To assess vehicle safety and ease to operation, we will improve upon the design of a virtual driving simulator through open-source software, simple hardware, and virtual roadway and scenario simulation.
This faculty research team uses core principles of animal locomotion to create advanced robot technologies by distilling their mathematical principles and using machine learning automation.
This Atombot project will build a controllable miniature swarm robot system, based on a prototype developed by the Z Lab, study the fundamental emergent behavior of many-robot systems, and explore mission-critical applications in homeland security.
Wireless sensor networks (WSN) are needed for studying Earth’s climate and for real time monitoring of the spread of viruses or pathogens such as those related to Covid-19. The Mapleseed team aims to develop miniaturized robotic vehicles (e.g., microdrones, mini-airplanes, and rovers) capable of carrying various sensors and automatically measuring certain atmospheric parameters and particle/virus concentrations in targeted spaces.
ASML manufactures complex lithography systems critical to the production of microchips, which use high-acceleration linear stages to accomplish incredibly precise tasks. Students on the ASML team will study the dynamics of rolling loops of wires and hoses on these systems, conducting research to develop a simulation of their dynamic behavior, and build a physical test rig to directly measure the resulting motion profiles.
Every year, Constellation Generation moves thousands of nuclear fuel bundles safely in and out of reactor cores in a challenging underwater environment, which is heavily dependent on humans to ensure reliability. Students on this team will aim to eliminate the human element of this critical task, by adapting a robotic tool for underwater nuclear use, reducing the risk of an error.
Honda envisions a future where unmanned aerial vehicles (drones) work in tandem with cars on the road. Students on this team will build on previous path-planning research, developing and testing various use cases for drones to enhance the automotive driving experience, such as increasing the perception range of automobiles by sensing areas, and streaming data back to the autonomous vehicle.
As the presence of robots in our every day life continues to increase, it will be critical to ensure that they can safely and efficiently interact with humans in an uncontrolled environment. Students on the Honda project will develop algorithms to find feasible, collision-free paths for a Clearpath Jackal robot with a Zed2 camera operating in a crowd of pedestrians.
Koppers is one of the leading producers of railroad ties in North America, which is a product that is stored in large outdoor stacks, that makes inventory time-consuming and difficult. The students will develop an autonomous drone-based camera system to determine the amount of a particular product available within inventory stored in an outdoor, multi-acre site.
The MiTek® Automation Technical Development organization is responsible for creating new and improving existing tools that support factory-based component manufacturing for single and multi-family construction. Students on this team will aim to develop a proof-of-concept automated inspection system to ensure that truss components meet all quality inspection criteria.

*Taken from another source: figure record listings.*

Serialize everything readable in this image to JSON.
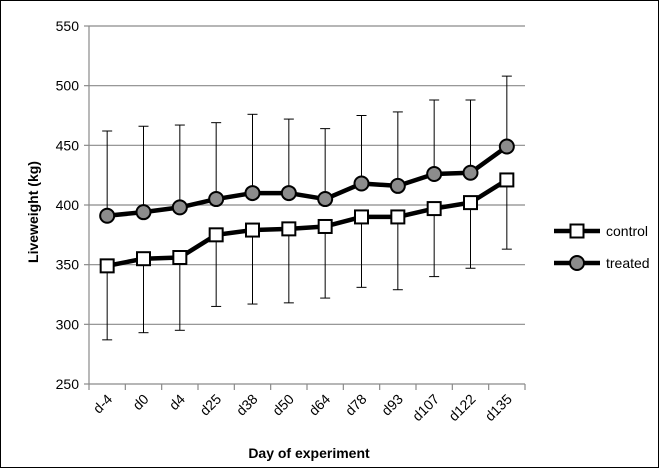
{
  "chart_data": {
    "type": "line",
    "xlabel": "Day of experiment",
    "ylabel": "Liveweight (kg)",
    "ylim": [
      250,
      550
    ],
    "yticks": [
      250,
      300,
      350,
      400,
      450,
      500,
      550
    ],
    "grid": "horizontal",
    "legend_position": "right",
    "categories": [
      "d-4",
      "d0",
      "d4",
      "d25",
      "d38",
      "d50",
      "d64",
      "d78",
      "d93",
      "d107",
      "d122",
      "d135"
    ],
    "series": [
      {
        "name": "control",
        "marker": "square",
        "marker_fill": "#ffffff",
        "line_color": "#000000",
        "values": [
          349,
          355,
          356,
          375,
          379,
          380,
          382,
          390,
          390,
          397,
          402,
          421
        ],
        "error_lower": [
          287,
          293,
          295,
          315,
          317,
          318,
          322,
          331,
          329,
          340,
          347,
          363
        ]
      },
      {
        "name": "treated",
        "marker": "circle",
        "marker_fill": "#8c8c8c",
        "line_color": "#000000",
        "values": [
          391,
          394,
          398,
          405,
          410,
          410,
          405,
          418,
          416,
          426,
          427,
          449
        ],
        "error_upper": [
          462,
          466,
          467,
          469,
          476,
          472,
          464,
          475,
          478,
          488,
          488,
          508
        ]
      }
    ]
  }
}
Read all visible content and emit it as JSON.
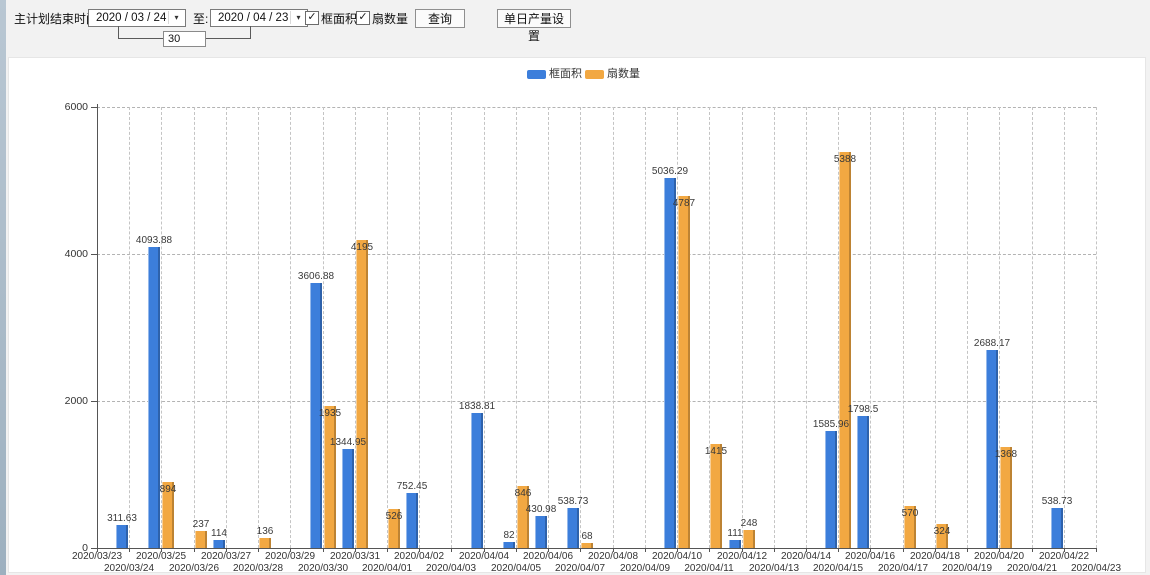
{
  "icons": {
    "check": "✓",
    "dropdown": "▾"
  },
  "toolbar": {
    "label": "主计划结束时间:",
    "date_from": "2020 / 03 / 24",
    "to_label": "至:",
    "date_to": "2020 / 04 / 23",
    "interval_days": "30",
    "checkbox_frame_label": "框面积",
    "checkbox_fans_label": "扇数量",
    "query_button": "查询",
    "daily_output_button": "单日产量设置"
  },
  "legend": [
    {
      "label": "框面积",
      "color": "#3c7edb"
    },
    {
      "label": "扇数量",
      "color": "#f2a842"
    }
  ],
  "chart_data": {
    "type": "bar",
    "title": "",
    "xlabel": "",
    "ylabel": "",
    "ylim": [
      0,
      6000
    ],
    "yticks": [
      0,
      2000,
      4000,
      6000
    ],
    "grid": true,
    "legend_position": "top",
    "categories": [
      "2020/03/23",
      "2020/03/24",
      "2020/03/25",
      "2020/03/26",
      "2020/03/27",
      "2020/03/28",
      "2020/03/29",
      "2020/03/30",
      "2020/03/31",
      "2020/04/01",
      "2020/04/02",
      "2020/04/03",
      "2020/04/04",
      "2020/04/05",
      "2020/04/06",
      "2020/04/07",
      "2020/04/08",
      "2020/04/09",
      "2020/04/10",
      "2020/04/11",
      "2020/04/12",
      "2020/04/13",
      "2020/04/14",
      "2020/04/15",
      "2020/04/16",
      "2020/04/17",
      "2020/04/18",
      "2020/04/19",
      "2020/04/20",
      "2020/04/21",
      "2020/04/22",
      "2020/04/23"
    ],
    "series": [
      {
        "name": "框面积",
        "color": "#3c7edb",
        "values": [
          null,
          311.63,
          4093.88,
          null,
          114,
          null,
          null,
          3606.88,
          1344.95,
          null,
          752.45,
          null,
          1838.81,
          82,
          430.98,
          538.73,
          null,
          null,
          5036.29,
          null,
          111,
          null,
          null,
          1585.96,
          1798.5,
          null,
          null,
          null,
          2688.17,
          null,
          538.73,
          null
        ]
      },
      {
        "name": "扇数量",
        "color": "#f2a842",
        "values": [
          null,
          null,
          894,
          237,
          null,
          136,
          null,
          1935,
          4195,
          526,
          null,
          null,
          null,
          846,
          null,
          68,
          null,
          null,
          4787,
          1415,
          248,
          null,
          null,
          5388,
          null,
          570,
          324,
          null,
          1368,
          null,
          null,
          null
        ]
      }
    ]
  }
}
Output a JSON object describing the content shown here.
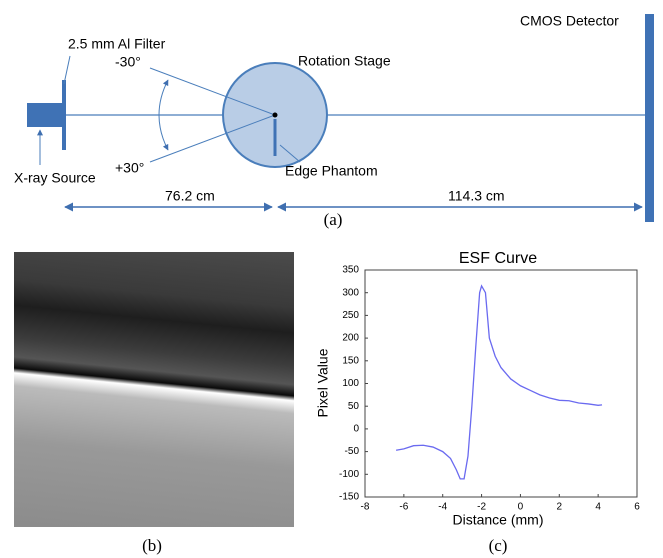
{
  "diagram": {
    "filter_label": "2.5 mm Al Filter",
    "angle_top": "-30°",
    "angle_bottom": "+30°",
    "stage_label": "Rotation Stage",
    "detector_label": "CMOS Detector",
    "source_label": "X-ray Source",
    "phantom_label": "Edge Phantom",
    "distance_1": "76.2 cm",
    "distance_2": "114.3 cm"
  },
  "captions": [
    "(a)",
    "(b)",
    "(c)"
  ],
  "chart_data": {
    "type": "line",
    "title": "ESF Curve",
    "x_label": "Distance (mm)",
    "y_label": "Pixel Value",
    "x": [
      -6.4,
      -6,
      -5.5,
      -5,
      -4.5,
      -4,
      -3.6,
      -3.3,
      -3.1,
      -2.9,
      -2.7,
      -2.5,
      -2.3,
      -2.1,
      -2,
      -1.8,
      -1.6,
      -1.3,
      -1,
      -0.5,
      0,
      0.5,
      1,
      1.5,
      2,
      2.5,
      3,
      3.5,
      4,
      4.2
    ],
    "series": [
      {
        "color": "#6a6af0",
        "values": [
          -47,
          -44,
          -37,
          -36,
          -40,
          -50,
          -65,
          -90,
          -110,
          -110,
          -60,
          50,
          180,
          300,
          315,
          300,
          200,
          160,
          135,
          110,
          95,
          85,
          75,
          68,
          63,
          62,
          57,
          55,
          52,
          53
        ]
      }
    ],
    "xlim": [
      -8,
      6
    ],
    "ylim": [
      -150,
      350
    ],
    "xticks": [
      -8,
      -6,
      -4,
      -2,
      0,
      2,
      4,
      6
    ],
    "yticks": [
      -150,
      -100,
      -50,
      0,
      50,
      100,
      150,
      200,
      250,
      300,
      350
    ]
  }
}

This project seeks to leap an order of magnitude forward in the domain of software code quality via automated testing. Students on this team will employ Generative AI trained on domain-relevant tests, and continuously educated based on user selection or rejection of generated output, to continuously create system, interface, and unit tests for a complex system.
Accurate and timely assessment of a critically ill patient’s skin is extremely important in preventing pressure injuries from occurring or worsening, and monitoring treatment effectiveness. Students on the Stryker team will design and prototype a device(s) that allow a nurse to access key areas of a patient’s skin with minimal movement of the patient, and minimal effort by the nurse.

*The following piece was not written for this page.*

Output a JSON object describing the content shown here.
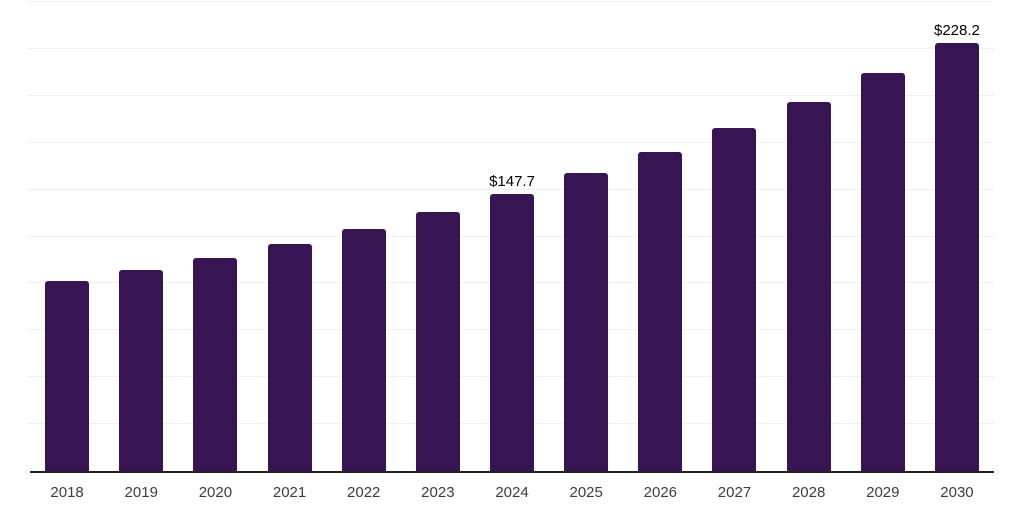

Subaru wants to implement advanced AI functionality in their Driver Monitoring System (DMS), leveraging passive IR (infrared) research. Students will develop advanced IR sensor applications for driver monitoring and consumer convenience that will be deployed in our prototype WRX, which is actively being displayed throughout the US at various auto shows, racetracks, and extraneous events.
Walbridge construction company makes jobsite safety a top priority on all their projects, including their two active jobs on U-M’s North Campus. Students on the Walbridge team will develop a Proximity Warning Alert System (PWAS) that detects people, rather than objects, in the blind spots of mobile construction equipment.
Models used to test control software for appliance development are complex and time-consuming to run. Students on the Whirlpool team will develop machine learning models that replicate first-principles models, reducing run time and accelerating product development.